I have a dataset with each observation having two space-separated lists as string variables. I want a third variable showing the overlap between the string lists. Using another SO post, I've created a macro to calculate the overlap. I can't work out how to implement it in a DATA step to get the third variable.
This is my dataset, with dummy data:
data use;
infile datalines dlm='~~';
input list1:$100. list2:$100. expected_match:$10.;
datalines;
Homer Bart~~Homer Bart~~Full
Marge Lisa~~Lisa Marge~~Full
Homer Marge~~Marge~~Partial
Bart Lisa~~Bart~~Partial
Homer Marge Bart Lisa~~Maggie~~None
;;;;
run;
This is the macro, with tests (all of which pass):
%macro list_overlap(list1, list2);
%local i matches match_type;
%let matches = 0;
%do i = 1 %to %sysfunc(countw(&list1, %str( )));
%if %sysfunc(findw(&list2, %scan(&list1, &i,, s)))

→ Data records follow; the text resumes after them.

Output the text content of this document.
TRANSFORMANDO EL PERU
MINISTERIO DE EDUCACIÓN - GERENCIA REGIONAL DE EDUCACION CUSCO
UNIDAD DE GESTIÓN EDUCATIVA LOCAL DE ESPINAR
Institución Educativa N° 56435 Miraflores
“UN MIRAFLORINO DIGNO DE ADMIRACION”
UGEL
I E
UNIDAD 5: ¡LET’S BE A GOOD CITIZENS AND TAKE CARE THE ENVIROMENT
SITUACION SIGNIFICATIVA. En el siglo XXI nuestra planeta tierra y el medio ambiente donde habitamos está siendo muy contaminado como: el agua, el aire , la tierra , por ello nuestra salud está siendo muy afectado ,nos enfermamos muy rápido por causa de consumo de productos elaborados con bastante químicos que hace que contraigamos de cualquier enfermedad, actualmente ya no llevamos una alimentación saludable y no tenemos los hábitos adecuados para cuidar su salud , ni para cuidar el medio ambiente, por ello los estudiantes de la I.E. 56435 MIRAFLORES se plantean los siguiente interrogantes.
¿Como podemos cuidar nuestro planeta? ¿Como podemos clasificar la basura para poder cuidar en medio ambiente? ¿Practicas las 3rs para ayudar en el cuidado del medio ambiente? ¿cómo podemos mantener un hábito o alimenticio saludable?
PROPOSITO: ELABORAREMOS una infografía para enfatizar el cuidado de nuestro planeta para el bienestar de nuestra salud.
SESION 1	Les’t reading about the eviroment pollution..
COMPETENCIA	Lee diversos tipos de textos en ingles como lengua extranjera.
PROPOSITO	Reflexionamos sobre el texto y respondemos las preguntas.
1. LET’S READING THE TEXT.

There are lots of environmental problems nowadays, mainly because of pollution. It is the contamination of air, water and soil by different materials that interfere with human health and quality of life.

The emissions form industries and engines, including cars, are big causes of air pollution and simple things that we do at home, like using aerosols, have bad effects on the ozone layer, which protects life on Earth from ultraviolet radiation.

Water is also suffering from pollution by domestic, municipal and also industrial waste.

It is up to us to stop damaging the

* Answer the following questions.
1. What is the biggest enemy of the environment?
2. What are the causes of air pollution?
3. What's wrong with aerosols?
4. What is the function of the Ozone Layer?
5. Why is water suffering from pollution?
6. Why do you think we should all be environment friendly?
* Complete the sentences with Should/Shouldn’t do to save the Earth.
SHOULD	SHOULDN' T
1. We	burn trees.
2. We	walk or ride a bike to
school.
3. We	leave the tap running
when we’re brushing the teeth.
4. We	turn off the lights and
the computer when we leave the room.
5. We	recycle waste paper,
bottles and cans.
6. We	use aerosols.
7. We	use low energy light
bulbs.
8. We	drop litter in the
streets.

%then %let matches = %eval(&matches + 1);
%end;
%if &matches = %sysfunc(countw(&list1, %str( )))
and %sysfunc(countw(&list1, %str( ))) = %sysfunc(countw(&list2, %str( )))
%then %let match_type = 'Full';
%else %if &matches = 0 %then %let match_type = 'None';
%else %let match_type = 'Partial';
match_type = &match_type%str(;)
%mend list_overlap;
%put NOTE: %list_overlap(Homer Bart,Homer Bart);
%put NOTE: %list_overlap(Marge Lisa,Lisa Marge);
%put NOTE: %list_overlap(Homer Marge,Marge);
%put NOTE: %list_overlap(Bart Lisa,Bart);
%put NOTE: %list_overlap(Homer Marge Bart List,Maggie);
This is how I'm trying to implement it in a DATA step:
data matches;
set use;
call execute(catt('%list_overlap(', list1, ',', list2, ')'));
run;
I'm getting the following error with this case:
NOTE: Line generated by the CALL EXECUTE routine.
1 + match_type = 'Full';
__________
180
ERROR 180-322: Statement is not valid or it is used out of proper order.
I've tried other ways too, but this is the closest I've got.